Hiç kimse sıkıyönetimle veya olağanüstü halle yönetilmenin meraklısı değildir.
AK Parti iktidara gelinceye kadar, ülkemizin Güneydoğu Bölgesi seneler senesi olağanüstü halle idare ediliyordu. Daha işin başında (seçimlere 5 yıl varken) iktidarın ilk yaptığı iş, olağanüstü hali kaldırmak olmuştu.
İçimizdeki bir kısım şuursuzlar farkında olmasalar da Türkiye’miz, tarihinde bir örneği olmayan iç ve dış yıkım tehditleriyle karşı karşıyadır.
Malum, vaktiyle (1920) TBMM açılmış, bundan üç sene sonra Cumhuriyet ilan edilmişti. Bu üç sene zarfında ülkemiz insanı Kurtuluş Savaşı verdi. Savaşı yürüten Meclis’in adı bu yüzden “Gazi Meclis” olmuştur.
Kararların süratle alınabilip yürürlüğe konulması için, bu Meclis ne yaptı biliyor musunuz? Meclis tüm yetkilerini (üç aylık süreyle) başkanına (M. Kemal’e) devretti.
İnanın bu günkü halimizin o günden aşağı kalır yanı yoktur. Üstelik bu günkü düşman, devlet ve millet bünyelerimizi içeriden kemiriyor. Yani çok daha sinsi ve çok daha beter.
Çünkü bu günkü düşmanlığın tarihte örneği yok.
Ve yine inanın; ülke olarak ikinci bir kurtuluş savaşı veriyoruz. Tarihte hangi ülke böylesine yıkıcı bir tehditle karşı karşıya kalmıştır? Vali, kaymakam, emniyet müdürü, hâkim, savcı, polis şefi, polis, general, albay, yarbay, binbaşı, yüzbaşı, üsteğmen, teğmen, bakanlık daire başkanları ve müdürleri, Milli Eğitim müdürü, okul müdürü, öğretmen, iş adamı, vb.

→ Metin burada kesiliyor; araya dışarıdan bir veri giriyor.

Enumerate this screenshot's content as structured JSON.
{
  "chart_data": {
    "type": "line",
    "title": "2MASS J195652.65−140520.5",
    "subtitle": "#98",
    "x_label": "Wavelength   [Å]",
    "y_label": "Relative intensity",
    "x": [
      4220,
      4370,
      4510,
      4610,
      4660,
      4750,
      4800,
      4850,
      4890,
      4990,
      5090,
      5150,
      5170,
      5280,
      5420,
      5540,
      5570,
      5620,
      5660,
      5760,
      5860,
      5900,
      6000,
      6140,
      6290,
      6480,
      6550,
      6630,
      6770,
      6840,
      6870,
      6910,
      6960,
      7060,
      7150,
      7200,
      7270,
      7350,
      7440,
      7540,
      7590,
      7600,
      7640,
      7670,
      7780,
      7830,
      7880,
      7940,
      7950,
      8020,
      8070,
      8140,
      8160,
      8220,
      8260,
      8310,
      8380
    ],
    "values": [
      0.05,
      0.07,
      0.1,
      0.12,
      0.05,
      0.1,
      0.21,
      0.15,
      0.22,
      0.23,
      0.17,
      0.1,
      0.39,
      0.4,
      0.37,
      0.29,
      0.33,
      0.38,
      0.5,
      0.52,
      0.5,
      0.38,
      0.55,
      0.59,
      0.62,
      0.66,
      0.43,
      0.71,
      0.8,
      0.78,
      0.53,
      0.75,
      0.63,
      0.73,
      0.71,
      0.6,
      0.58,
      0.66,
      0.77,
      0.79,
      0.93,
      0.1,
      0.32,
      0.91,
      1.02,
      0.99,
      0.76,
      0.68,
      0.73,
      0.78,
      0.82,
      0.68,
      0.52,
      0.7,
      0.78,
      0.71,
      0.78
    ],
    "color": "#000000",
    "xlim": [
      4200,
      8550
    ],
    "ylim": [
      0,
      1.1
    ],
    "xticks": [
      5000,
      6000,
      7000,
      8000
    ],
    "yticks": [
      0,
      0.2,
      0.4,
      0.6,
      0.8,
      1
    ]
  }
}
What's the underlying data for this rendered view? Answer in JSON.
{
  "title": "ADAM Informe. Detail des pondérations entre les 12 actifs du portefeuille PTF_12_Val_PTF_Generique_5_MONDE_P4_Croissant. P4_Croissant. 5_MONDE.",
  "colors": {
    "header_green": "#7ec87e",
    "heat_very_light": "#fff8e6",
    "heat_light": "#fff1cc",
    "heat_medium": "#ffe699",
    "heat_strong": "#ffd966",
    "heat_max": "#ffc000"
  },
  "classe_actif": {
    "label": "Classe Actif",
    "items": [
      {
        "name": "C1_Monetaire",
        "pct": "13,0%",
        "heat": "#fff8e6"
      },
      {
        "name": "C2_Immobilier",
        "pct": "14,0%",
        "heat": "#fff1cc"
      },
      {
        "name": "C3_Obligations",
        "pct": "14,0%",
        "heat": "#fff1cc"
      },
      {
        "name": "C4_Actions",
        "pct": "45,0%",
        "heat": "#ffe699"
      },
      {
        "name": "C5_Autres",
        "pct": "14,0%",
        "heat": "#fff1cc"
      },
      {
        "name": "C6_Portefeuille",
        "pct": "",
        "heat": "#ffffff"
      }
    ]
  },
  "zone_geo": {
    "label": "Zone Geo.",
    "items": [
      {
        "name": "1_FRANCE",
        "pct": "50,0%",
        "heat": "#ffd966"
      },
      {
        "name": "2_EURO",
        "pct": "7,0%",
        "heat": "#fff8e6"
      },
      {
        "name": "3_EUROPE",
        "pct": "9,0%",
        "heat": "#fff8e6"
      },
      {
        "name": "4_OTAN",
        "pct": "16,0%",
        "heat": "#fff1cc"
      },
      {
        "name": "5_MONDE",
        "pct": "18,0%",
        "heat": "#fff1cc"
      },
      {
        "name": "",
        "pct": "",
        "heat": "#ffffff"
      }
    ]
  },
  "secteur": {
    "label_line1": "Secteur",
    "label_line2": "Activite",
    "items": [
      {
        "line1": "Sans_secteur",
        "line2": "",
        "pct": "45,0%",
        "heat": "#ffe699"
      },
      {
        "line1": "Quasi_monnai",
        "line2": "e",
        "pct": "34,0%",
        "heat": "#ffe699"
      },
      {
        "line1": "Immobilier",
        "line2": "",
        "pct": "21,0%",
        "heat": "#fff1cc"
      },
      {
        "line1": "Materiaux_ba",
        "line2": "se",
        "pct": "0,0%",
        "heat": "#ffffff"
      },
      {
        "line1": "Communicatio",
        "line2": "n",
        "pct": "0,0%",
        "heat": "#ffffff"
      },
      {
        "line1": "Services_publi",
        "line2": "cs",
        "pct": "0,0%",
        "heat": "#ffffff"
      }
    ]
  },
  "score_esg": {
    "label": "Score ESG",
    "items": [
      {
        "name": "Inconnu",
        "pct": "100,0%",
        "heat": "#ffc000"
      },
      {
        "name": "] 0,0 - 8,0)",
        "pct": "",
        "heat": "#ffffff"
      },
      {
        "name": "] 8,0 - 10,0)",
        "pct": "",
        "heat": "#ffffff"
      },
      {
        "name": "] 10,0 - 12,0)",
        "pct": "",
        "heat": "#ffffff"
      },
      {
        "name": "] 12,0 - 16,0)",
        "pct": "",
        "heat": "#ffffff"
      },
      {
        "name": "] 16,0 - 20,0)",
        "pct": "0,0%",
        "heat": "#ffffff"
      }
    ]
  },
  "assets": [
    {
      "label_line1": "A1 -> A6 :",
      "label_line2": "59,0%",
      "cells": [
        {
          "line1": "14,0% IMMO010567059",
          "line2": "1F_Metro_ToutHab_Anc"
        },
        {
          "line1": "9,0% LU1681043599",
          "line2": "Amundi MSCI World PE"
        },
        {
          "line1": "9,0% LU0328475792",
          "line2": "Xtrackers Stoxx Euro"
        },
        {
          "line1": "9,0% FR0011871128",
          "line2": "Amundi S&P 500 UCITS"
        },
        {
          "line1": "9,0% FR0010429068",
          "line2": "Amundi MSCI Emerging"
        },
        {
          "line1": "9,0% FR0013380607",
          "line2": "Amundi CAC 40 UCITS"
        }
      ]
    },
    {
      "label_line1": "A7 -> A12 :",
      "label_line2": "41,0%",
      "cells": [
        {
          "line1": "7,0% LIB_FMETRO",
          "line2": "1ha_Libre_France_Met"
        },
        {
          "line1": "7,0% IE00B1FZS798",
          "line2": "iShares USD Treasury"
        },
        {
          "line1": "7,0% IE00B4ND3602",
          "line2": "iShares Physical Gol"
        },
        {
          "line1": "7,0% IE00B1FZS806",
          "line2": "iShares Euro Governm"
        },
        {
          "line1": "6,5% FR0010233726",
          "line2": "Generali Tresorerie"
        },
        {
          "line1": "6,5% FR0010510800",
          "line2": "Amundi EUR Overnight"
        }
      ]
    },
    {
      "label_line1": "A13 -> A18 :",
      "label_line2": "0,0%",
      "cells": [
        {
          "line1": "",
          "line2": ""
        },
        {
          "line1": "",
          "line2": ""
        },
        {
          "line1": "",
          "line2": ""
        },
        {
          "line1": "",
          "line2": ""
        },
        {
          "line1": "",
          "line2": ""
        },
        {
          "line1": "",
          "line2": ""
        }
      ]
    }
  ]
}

Bunları çoğaltarak (örneğin: 81 ilin 76’sının emniyet müdürü) ve başlarına terörist kelimesini ekleyerek okuyun! Binlerce subayın, on binlerce polisin, binlerce hâkim ve savcının önüne terörist kelimesini koyup okuyun!
Bu manzara karşısında irkilmeyen, dehşete kapılmayan ve hepsinden önemlisi ne gerekiyorsa yapmayan insan olabilir mi? Bu kepaze halin neyini tartışabiliriz?
Bu hali şu yaptı, bu yaptı diyerek birbirimizi karalamanın manası yok! Çünkü böyle bir tabloyu içimizde yapabilecek kimse ve kimseler yok! Bu, tamamen devletimizin kodlarını eline geçiren dış güçlerin işi. Uluslararası boyutta işler bunlar...
Değirmen gitmiş elden, bizler hâlâ onun gürültüsünün kavgasındayız!
El âleme kendimizi daha fazla güldürmeden, el ele vererek, hep birlikte mücadeleye girişelim. Herkes olduğu yerde safını belli etsin ve gücü oranında bu kahpelerle mücadele etsin.
15 Temmuz gecesi gösterdiğimiz kararlı direnişimizi sürdürelim. Devlet ve milletimizin beka mücadelesine yalnızca Cumhurbaşkanı ile bir avuç hâkim, savcı ve istihbaratçıya bırakmayalım.
Bu ülke hepimizin ve hiçbirimizin gidebilecek başka bir ülkesi yok.
Olağanüstü hal olmadan bu mücadele yapılabilir mi? Yapılabilir diyenler, bilelim ki kuzgunu leşe davet edenlerdir.
Ama biz, gelin hep birlikte, “Devlet başa!” diye haykıralım!